John Knox: Life Story

Chapter 20 : Last Months

When the General Assembly was called in March 1571, Knox was accused, by means of an anonymous paper, pinned to the door, of sedition against his lawful Queen, and treasonous support of England over his own country. He denied the charges vigorously, claiming that Mary was not his lawful Queen and confirming that, whilst he never denied the possibility of her eventual repentance, she was an idolater, a murderer, and an adulterer.

He also denied ever having requested English support against his own country – which was not strictly truthful, as he had urged English intervention in 1560. No doubt he squared the lie with his conscience by seeing the Lords of the Congregation at the time as the just government of the country, rather than the Regent, Marie of Guise.

The cycle of violence continued. Archbishop Hamilton, the still-Catholic Archbishop of St Andrew’s, was hanged, when Dumbarton Castle, holding out for the Queen, was captured. Knox, too, was the victim of an assassination attempt. Providentially, he was sitting in a different chair from usual when a bullet was fired through his window.

Kirkcaldy of Grange issued a proclamation from Edinburgh Castle, warning all the supporters of the King’s Party to leave the city, before the cannon were fired. Knox was persuaded to leave, to prevent the deaths of parishioners who might try to protect him. He and his wife and three daughters, crossed the Forth, and made for St Andrew’s.

His health was declining, but he still preached regularly in the place where he had first heard God’s call to the ministry. Once in the pulpit, all his old vigour returned, and he would loudly denounce the Queen and all her supporters, thumping the wood in front of him. On one occasion, a woman accused of witchcraft was brought in to be excoriated by Knox before being taken out for execution.

The civil war went on – Lennox was assassinated, and the next Regent, Mar, died suddenly. Power came into the hands of the Earl of Morton, who had been a Protestant and a colleague of Knox’s since the 1550s, but Knox was disgusted by the continuing interference of the nobility in ecclesiastical appointments, complaining that ‘they appear[ed] to take no more care of the instruction of the ignorant and of the feeding of the flock of Jesus Christ tan ever did the papists.’
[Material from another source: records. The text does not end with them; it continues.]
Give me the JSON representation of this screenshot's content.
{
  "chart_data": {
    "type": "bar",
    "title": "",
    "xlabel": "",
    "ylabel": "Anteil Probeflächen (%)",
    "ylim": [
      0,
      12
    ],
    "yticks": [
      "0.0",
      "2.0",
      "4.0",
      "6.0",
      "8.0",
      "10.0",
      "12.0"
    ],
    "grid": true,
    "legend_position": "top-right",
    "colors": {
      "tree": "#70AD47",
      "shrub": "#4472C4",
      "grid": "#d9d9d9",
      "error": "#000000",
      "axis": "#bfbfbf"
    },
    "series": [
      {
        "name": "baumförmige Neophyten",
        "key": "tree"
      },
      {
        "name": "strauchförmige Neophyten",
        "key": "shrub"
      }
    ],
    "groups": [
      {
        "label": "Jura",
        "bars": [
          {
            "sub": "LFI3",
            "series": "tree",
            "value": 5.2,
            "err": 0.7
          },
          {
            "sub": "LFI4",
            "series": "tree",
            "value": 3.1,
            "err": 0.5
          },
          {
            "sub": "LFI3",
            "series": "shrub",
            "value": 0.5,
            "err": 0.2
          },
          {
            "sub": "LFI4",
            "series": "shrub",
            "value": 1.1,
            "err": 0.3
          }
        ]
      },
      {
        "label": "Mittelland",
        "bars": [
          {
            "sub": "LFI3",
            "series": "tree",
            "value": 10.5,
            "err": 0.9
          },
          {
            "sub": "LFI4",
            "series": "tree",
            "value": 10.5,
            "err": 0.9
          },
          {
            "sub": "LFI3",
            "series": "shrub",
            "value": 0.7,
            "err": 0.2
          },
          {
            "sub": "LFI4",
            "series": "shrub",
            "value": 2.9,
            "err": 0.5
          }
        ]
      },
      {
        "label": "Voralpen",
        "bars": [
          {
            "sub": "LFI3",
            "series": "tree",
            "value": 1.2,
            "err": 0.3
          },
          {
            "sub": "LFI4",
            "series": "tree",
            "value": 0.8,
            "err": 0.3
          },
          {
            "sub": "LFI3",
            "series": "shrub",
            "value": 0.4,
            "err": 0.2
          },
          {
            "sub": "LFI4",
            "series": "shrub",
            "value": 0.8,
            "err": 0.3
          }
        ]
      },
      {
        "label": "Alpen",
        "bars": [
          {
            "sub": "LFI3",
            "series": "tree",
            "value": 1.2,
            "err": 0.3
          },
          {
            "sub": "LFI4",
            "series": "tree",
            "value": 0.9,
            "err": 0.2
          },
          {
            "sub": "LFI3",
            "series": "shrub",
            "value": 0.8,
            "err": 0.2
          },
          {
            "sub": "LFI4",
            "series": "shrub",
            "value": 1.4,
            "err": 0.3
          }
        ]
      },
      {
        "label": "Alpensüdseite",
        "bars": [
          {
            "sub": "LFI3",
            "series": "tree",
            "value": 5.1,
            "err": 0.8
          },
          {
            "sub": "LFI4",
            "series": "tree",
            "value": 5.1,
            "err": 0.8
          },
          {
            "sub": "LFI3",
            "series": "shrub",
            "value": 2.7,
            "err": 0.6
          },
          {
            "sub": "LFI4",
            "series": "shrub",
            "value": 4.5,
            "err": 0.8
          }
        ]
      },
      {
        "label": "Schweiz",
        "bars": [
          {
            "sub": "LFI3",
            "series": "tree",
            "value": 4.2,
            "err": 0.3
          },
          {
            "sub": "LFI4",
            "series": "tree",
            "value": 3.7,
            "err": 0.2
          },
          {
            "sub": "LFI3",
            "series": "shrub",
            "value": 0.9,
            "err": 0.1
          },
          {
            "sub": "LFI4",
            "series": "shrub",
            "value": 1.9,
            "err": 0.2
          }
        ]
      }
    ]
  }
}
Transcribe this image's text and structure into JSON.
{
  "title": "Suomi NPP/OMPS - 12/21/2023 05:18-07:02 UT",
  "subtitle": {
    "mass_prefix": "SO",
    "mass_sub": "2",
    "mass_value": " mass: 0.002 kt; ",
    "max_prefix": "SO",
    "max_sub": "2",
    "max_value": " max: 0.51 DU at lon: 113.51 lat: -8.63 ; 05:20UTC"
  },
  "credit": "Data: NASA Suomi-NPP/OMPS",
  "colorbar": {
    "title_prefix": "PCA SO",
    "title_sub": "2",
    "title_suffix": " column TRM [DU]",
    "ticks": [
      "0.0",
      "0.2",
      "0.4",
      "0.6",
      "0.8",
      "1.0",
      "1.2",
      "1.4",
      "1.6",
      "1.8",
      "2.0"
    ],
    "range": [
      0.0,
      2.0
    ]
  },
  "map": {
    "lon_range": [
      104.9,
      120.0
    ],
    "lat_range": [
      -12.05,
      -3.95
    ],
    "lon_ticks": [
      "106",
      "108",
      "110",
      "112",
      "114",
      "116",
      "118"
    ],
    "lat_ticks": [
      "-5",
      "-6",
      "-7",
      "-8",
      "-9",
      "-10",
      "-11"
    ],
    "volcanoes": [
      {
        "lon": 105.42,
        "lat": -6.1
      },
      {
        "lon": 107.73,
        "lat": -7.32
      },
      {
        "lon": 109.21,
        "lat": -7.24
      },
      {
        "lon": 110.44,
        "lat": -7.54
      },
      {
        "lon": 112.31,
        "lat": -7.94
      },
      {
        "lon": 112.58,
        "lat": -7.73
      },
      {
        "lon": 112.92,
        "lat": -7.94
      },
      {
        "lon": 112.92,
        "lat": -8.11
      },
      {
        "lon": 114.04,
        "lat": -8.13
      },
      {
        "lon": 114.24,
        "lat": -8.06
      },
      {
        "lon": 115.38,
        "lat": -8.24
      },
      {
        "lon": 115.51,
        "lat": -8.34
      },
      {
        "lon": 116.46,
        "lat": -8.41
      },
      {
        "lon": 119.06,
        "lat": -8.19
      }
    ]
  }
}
Knox had an enormous influence on the next generation of students, now studying at St Andrew’s, with many flocking to hear that ‘extraordinary man of God’. But not everyone appreciated his continuing fulminations against the Hamiltons, and the university authorities asked him to desist, as students were objecting.

Despite his complaints about the power the Catholic Church had once wielded, Knox was now quite certain the General Assembly of the Kirk was not to be subject to any other authority, particularly of the universities, and he continued to preach as he saw fit.

He continued his written tracts, publishing ‘An Answer to the Letter of a Jesuit…’  and was well enough to return to Edinburgh in August 1572, when the King’s and Queen’s Parties were finally reconciled (with the exception of Maitland, and Kirkcaldy, still holding out in Edinburgh Castle).

He preached with some of his old vehemence in St Giles when he heard the news of the Massacre of St Bartholomew, which had taken place in Paris, but he was failing fast, and once he had identified a suitable successor as minister, resigned from his post as minister of St Giles. He retired to his bed in November, tended by his wife, who read to him from the Scriptures.

He did not lose his mental acuity – many of his old friends came to say goodbye, and he sent urgent messages to William Kirkcaldy, desperate for him to repent, lest he be ‘disgracefully dragged from his nest to punishment’.

He died on 24th November 1572, and was buried in the churchyard at St Giles. His legacy lived on – Knox was probably the single most influential figure in sixteenth century Scotland. Without his drive, his utter determination and his extraordinary oratorical and charismatic gifts, the history of that country might have been very different.

He was, without doubt, the force that ensured the Reformation took hold, and, despite being neither a popular movement as it was in Germany, nor a monarch-lead revolution as in England, shaped the country.